The collection of essays filled with metaphors is Mintzberg's own
playful reflections on management that speak most meaningfully and
practically to managers.
Mintzberg writes, "Just try not to be outraged by anything you read,
because some of my most outrageous ideas turn out to be my best. They
just take a while to become obvious."
"Managing is about eating the scrambled eggs."
One of my favorite stories came at a time Mintzberg ate atrociously bad
scrambled eggs during a flight on Eastern Airlines, which went belly-up
As he shared that story with a team of managers from IBM years later,
one of them felt compelled to tell Mintzberg another story--one about
the CEO of Eastern Airlines. Here's Mintzberg's account:
The CEO of Eastern Airlines came rushing in at the last minute for a
flight. First class was full, so they bumped a paying customer to put
the CEO where I guess he had become accustomed. Apparently feeling
guilty, he reportedly made his way back to economy class. (No mention
was made of his having to ask where it was.) There he apologized to the
customer and introduced himself as the CEO of the airline. The customer
replied: "Well, I'm the CEO of IBM."
Mintzberg concludes that the real issue was not about who was bumped
but, rather, who made the call to do the bumping. In other words, status
was the underlying issue.
"Higher class counted for more than common sense," writes Mintzberg.
"Managing is not about sitting where you have become accustomed. It's
about eating the scrambled eggs."
Managing by status and positional authority kills engagement and crushes
the souls of organizations. Here are some observations of how status
impacts teams for the worse.
1. Managers holding status expect others to serve them.
Over time, managers riding on status and large egos--who take al the
credit and hog the spotlight--will cause underappreciated team members
to burn out. On the contrary, great leaders put the focus on their
employees, recognizing and praising them for the team's accomplishments.
2. Managers holding status are typically entitled.

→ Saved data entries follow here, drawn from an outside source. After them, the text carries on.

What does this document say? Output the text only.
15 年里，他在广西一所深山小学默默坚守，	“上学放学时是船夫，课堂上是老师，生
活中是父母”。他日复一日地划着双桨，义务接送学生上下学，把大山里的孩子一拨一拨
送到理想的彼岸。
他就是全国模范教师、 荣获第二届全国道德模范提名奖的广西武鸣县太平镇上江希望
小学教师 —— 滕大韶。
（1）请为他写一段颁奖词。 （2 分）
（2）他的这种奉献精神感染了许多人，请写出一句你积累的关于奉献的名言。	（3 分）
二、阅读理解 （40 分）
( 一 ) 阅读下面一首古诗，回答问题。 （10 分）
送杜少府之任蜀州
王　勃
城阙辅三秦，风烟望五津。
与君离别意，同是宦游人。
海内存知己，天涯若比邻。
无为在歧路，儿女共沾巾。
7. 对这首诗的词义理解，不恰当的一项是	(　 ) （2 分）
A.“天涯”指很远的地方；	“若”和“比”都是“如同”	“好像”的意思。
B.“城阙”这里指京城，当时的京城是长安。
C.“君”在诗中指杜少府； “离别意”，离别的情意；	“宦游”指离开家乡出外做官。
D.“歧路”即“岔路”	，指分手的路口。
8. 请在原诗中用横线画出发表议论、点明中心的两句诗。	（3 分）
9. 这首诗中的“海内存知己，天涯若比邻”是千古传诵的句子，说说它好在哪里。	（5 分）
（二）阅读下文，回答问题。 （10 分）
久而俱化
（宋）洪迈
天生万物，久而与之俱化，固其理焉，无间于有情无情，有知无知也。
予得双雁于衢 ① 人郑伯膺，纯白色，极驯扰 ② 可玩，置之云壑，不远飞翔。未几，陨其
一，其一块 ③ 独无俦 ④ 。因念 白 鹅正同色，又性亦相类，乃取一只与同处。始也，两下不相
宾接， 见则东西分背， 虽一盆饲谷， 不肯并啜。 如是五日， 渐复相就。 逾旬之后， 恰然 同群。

They command others to do what they are no longer willing to do
themselves.They manage from afar and above and drive people through fear
and control. On the contrary, humble and confident leaders never ask
from the team what they are unwilling to do themselves. They are often
out in front, in the trenches, leading the way by example.
3. Managers holding status revel in their positional authority.
They use the business environment or company mission to promote
themselves, rather than focusing on the organizational mission for the
mission's sake. They fail to align their and their team's goals with the
larger business goals because they're playing for the name on the back
of the jersey.
4. Managers holding status are rarely accessible.
Good leaders, particularly during hard times, are out in front of the
organization openly sharing plans and change for the future. They don't
hide behind closed doors or conveniently delegate important
communication needs to others, as do managers holding status and
positional authority. When employees look to their leaders for
information and clear expectations when the chips are down, unlike those
who manage by status, good leaders are visible, present, and especially
adept at "walking their four corners."